A l’opposé, sur l’autre accusation formulée par Ophélie Claude-Boxberger contre son beau-père, concernant les abus sexuels qu’elle affirme avoir subis en de multiples occasions à l’adolescence, les témoignages s’avèrent plus contrastés.
Des gestes déplacés d’Alain Flaccus ?
Michel Delaby, qui a été compagnon de club d’Alain Flaccus, comme de Jacky Boxberger dans les années 70-80, admet du bout des lèvres que des rumeurs circulaient déjà à l’époque sur des attitudes déplacés. Même s’il souligne aussi que sa propre épouse, qui a été entraînée dans sa jeunesse par Alain Flaccus, n’a jamais été témoin de ces gestes.
Les actes menés contre Ophélie Claude-Boxberger ont été sanctionnés en 2009 par une exclusion d’Alain Flaccus du club de Montbéliard et de la FFA. A l’époque le président du Club avait fait un signalement au Procureur de la République, qui avait été classé sans suite.
Début juillet, le tribunal de Nîmes devrait être saisi par Maître Béatrice Lobier-Tubin, l’avocate d’Ophélie, qui a pris le temps de préparer son dossier, en s’appuyant sur une psychiatre spécialiste des abus sexuels. Ophélie l’a longuement rencontrée, et affirme vouloir maintenant concrétiser son action contre Alain Flaccus.

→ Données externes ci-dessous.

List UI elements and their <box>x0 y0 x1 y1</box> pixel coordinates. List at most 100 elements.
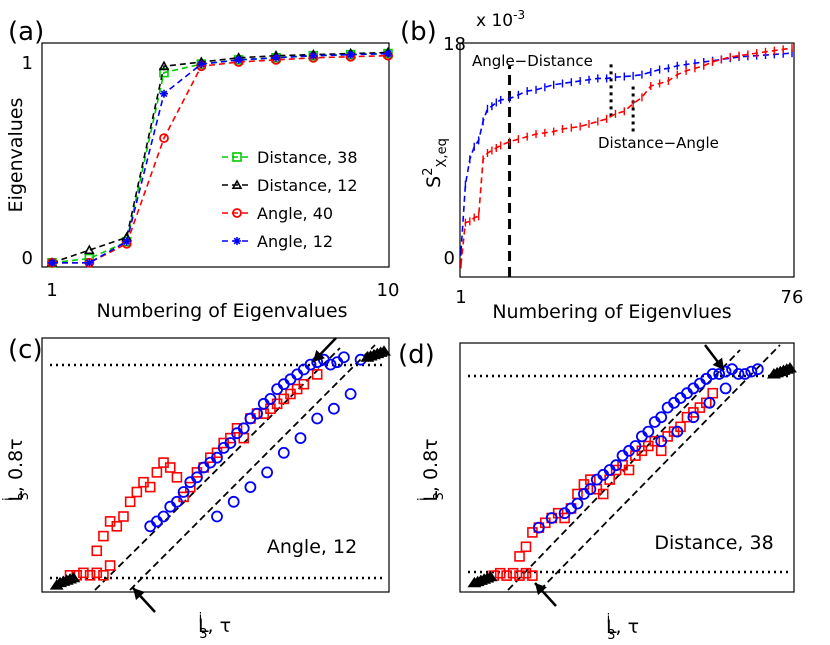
panel-label-c: (c) <box>8 335 43 365</box>
data-point-blue-circles <box>719 382 732 395</box>
y-scale-label: x 10-3 <box>476 8 525 31</box>
data-point-blue-circles <box>629 440 642 452</box>
arrow-head-1 <box>535 583 547 596</box>
x-axis-label: Li 3, τ <box>198 611 231 642</box>
series-line-distance-12 <box>51 51 389 264</box>
y-tick-label: 0 <box>444 248 455 269</box>
y-tick-label: 1 <box>22 53 33 74</box>
data-point-blue-circles <box>177 486 190 498</box>
data-point-blue-circles <box>227 495 240 508</box>
panel-a-eigenvalues: 1 10 0 1 Numbering of Eigenvalues Eigenv… <box>5 42 400 322</box>
data-point-red-squares <box>231 422 243 434</box>
data-point-blue-circles <box>532 521 545 534</box>
data-point-red-squares <box>124 496 136 508</box>
data-point-blue-circles <box>687 411 700 424</box>
data-point-blue-circles <box>751 363 764 376</box>
panel-annotation: Distance, 38 <box>654 532 773 554</box>
x-axis-label: Numbering of Eigenvalues <box>97 300 348 322</box>
data-point-blue-circles <box>671 425 684 438</box>
data-point-angle-12 <box>309 51 318 60</box>
data-point-red-squares <box>514 551 525 562</box>
data-point-red-squares <box>707 387 719 399</box>
data-point-red-squares <box>494 567 506 579</box>
x-tick-label: 10 <box>377 280 400 301</box>
y-axis-label: Eigenvalues <box>5 98 27 213</box>
data-point-blue-circles <box>224 437 237 449</box>
data-point-red-squares <box>104 560 116 571</box>
legend-label-distance-12: Distance, 12 <box>257 176 358 195</box>
data-point-blue-circles <box>261 466 274 479</box>
data-point-red-squares <box>131 486 143 498</box>
data-point-red-squares <box>520 541 532 553</box>
legend-marker-angle-12 <box>233 237 241 245</box>
x-tick-label: 76 <box>781 287 804 308</box>
data-point-blue-circles <box>655 435 668 448</box>
data-point-red-squares <box>144 481 156 493</box>
data-point-blue-circles <box>211 451 223 464</box>
annotation-distance-angle: Distance−Angle <box>598 134 719 152</box>
panel-label-a: (a) <box>8 17 44 47</box>
data-point-blue-circles <box>327 402 340 415</box>
arrow-head-0 <box>313 349 325 362</box>
data-point-blue-circles <box>655 411 668 424</box>
data-point-blue-circles <box>157 510 170 523</box>
data-point-blue-circles <box>171 495 183 508</box>
data-point-red-squares <box>597 488 609 500</box>
data-point-blue-circles <box>610 459 623 472</box>
data-point-red-squares <box>507 567 519 579</box>
panel-label-d: (d) <box>398 340 435 370</box>
data-point-red-squares <box>171 471 183 483</box>
data-point-red-squares <box>164 462 176 473</box>
data-point-red-squares <box>520 567 532 579</box>
y-tick-label: 18 <box>443 34 466 55</box>
data-point-blue-circles <box>571 497 584 510</box>
x-axis-label: Numbering of Eigenvlues <box>492 301 731 323</box>
data-point-blue-circles <box>703 396 716 409</box>
data-point-blue-circles <box>324 358 337 371</box>
data-point-blue-circles <box>191 471 203 484</box>
data-point-angle-12 <box>346 50 355 59</box>
data-point-red-squares <box>298 378 310 390</box>
data-point-angle-12 <box>197 60 206 69</box>
legend-label-angle-12: Angle, 12 <box>257 232 333 251</box>
data-point-blue-circles <box>264 392 277 405</box>
data-point-angle-12 <box>85 258 94 267</box>
data-point-blue-circles <box>732 368 745 380</box>
data-point-red-squares <box>78 567 89 579</box>
data-point-red-squares <box>649 435 661 447</box>
data-point-blue-circles <box>277 446 290 459</box>
data-point-blue-circles <box>745 365 758 378</box>
data-point-blue-circles <box>545 512 558 524</box>
data-point-blue-circles <box>642 425 655 438</box>
data-point-blue-circles <box>584 483 597 496</box>
data-point-blue-circles <box>244 481 257 494</box>
legend-label-distance-38: Distance, 38 <box>257 148 358 167</box>
data-point-blue-circles <box>706 368 719 380</box>
data-point-angle-12 <box>160 89 168 98</box>
data-point-distance-12 <box>83 244 95 255</box>
data-point-angle-12 <box>48 258 56 267</box>
axes-frame <box>459 42 795 278</box>
data-point-red-squares <box>311 369 323 380</box>
diagonal-guide-1 <box>539 344 781 591</box>
data-point-blue-circles <box>739 368 751 380</box>
data-point-black-triangles <box>783 362 797 373</box>
x-axis-label: Li 3, τ <box>606 612 639 643</box>
data-point-red-squares <box>151 467 163 478</box>
legend-label-angle-40: Angle, 40 <box>257 204 333 223</box>
data-point-angle-12 <box>272 53 280 62</box>
data-point-red-squares <box>623 464 635 476</box>
series-line-angle-40 <box>52 54 389 264</box>
annotation-angle-distance: Angle−Distance <box>472 52 593 70</box>
data-point-red-squares <box>98 569 109 581</box>
data-point-blue-circles <box>311 412 324 425</box>
data-point-red-squares <box>91 545 103 557</box>
data-point-angle-40 <box>159 133 169 143</box>
data-point-blue-circles <box>251 407 263 420</box>
x-tick-label: 1 <box>455 287 466 308</box>
data-point-red-squares <box>118 511 129 522</box>
y-tick-label: 0 <box>22 248 33 269</box>
data-point-angle-12 <box>234 55 243 64</box>
data-point-red-squares <box>501 570 512 581</box>
panel-c-scatter-angle: Angle, 12 Li 3, τ Li3, 0.8τ <box>1 337 391 642</box>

L’ancien entraîneur n’en a pas fini avec les procédures. Il va se voir contraint à justifier ses déclarations devant les enquêteurs de l’OCLAEPS. D’autres révélations restent probablement à venir dans cette tortueuse affaire mêlant dopage et vie privée. Mais le volet sportif apparaît maintenant limpide…
- Texte : Odile Baudrier
- Photos : D.R.
(*) Flora Boxberger n’a pas confirmé cette information. En ce samedi 27 juin, elle ne connaît pas la décision du Tribunal. Elle m’explique : « Vous m’apprenez le résultat. Mais ça me semble bizarre que Flaccus ait le même avocat que moi. Et le même jour, on annonce le matin que j’ai perdu mon procès, et l’après-midi qu’il se désengage de l’avoir dopé. Franchement, j’ai du mal à comprendre. »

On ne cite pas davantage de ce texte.